Y la tía Magdalena. Una tía. Pasé la infancia deseando tener parentela cerca de casa, en serio. Y, de pronto, lo tenía todo. Otro libro lleno de relatos desconocidos. Una mujer inquieta. Un misterio que ha ido desvelándose a medida que han pasado los años y yo también me he convertido en una mujer que genera curiosidad e historias. A la que la tía Magdalena ha acogido como madre con una generosidad que se olvidó del límite.
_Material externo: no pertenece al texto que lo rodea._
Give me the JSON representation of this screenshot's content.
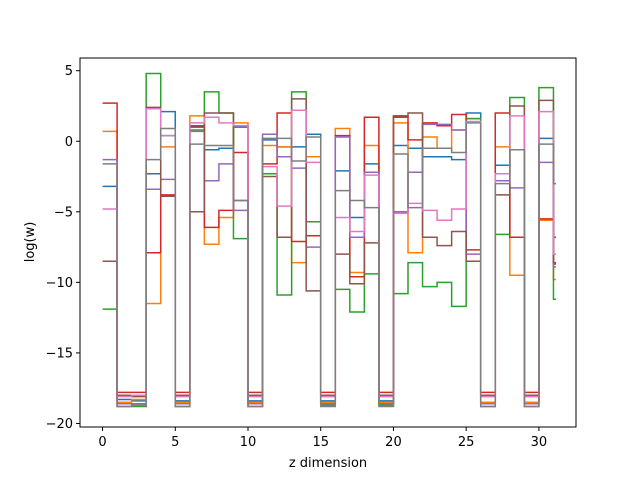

El tiempo se ha empeñado en pasar, como no podía ser de otra forma. Nos ha traído lo mejor que trae el paso de los días: la aparición de nuevos seres. Guille y Carlitos. Y cada uno de nosotros ha cambiado con su nacimiento. La mujer que amas se convirtió en abuela; su hija, en madre; su hijo, en tío y tú en abuelo. El mejor abuelo que pueden tener mis hijos. El hermano de la mejor tía abuela del mundo. La intensidad del amor que sientes por Guille y Carlitos te anega los ojos del alma cada vez que los piensas.
Salvador, hay muchas cosas que no están contenidas en esta carta, emociones que ocuparían muchas más letras de las que te envío, pero lo sentido es lo que importa. Lo que importa es que haces vivir con ternura a muchos, sonríes a otros tantos y alegras la mañana a no sé cuántos anónimos que entran en la tienda y te encuentran tras el mostrador. Lo que importa es lo que has sido, que te ha llevado hasta lo que eres y te ayudará a disfrutar de lo que serás. Eso es lo que importa. El cáncer de próstata, como tú le dijiste al médico, no lo tienes tú, lo tiene el órgano. Tú eres mucho más. Eso es lo que importa.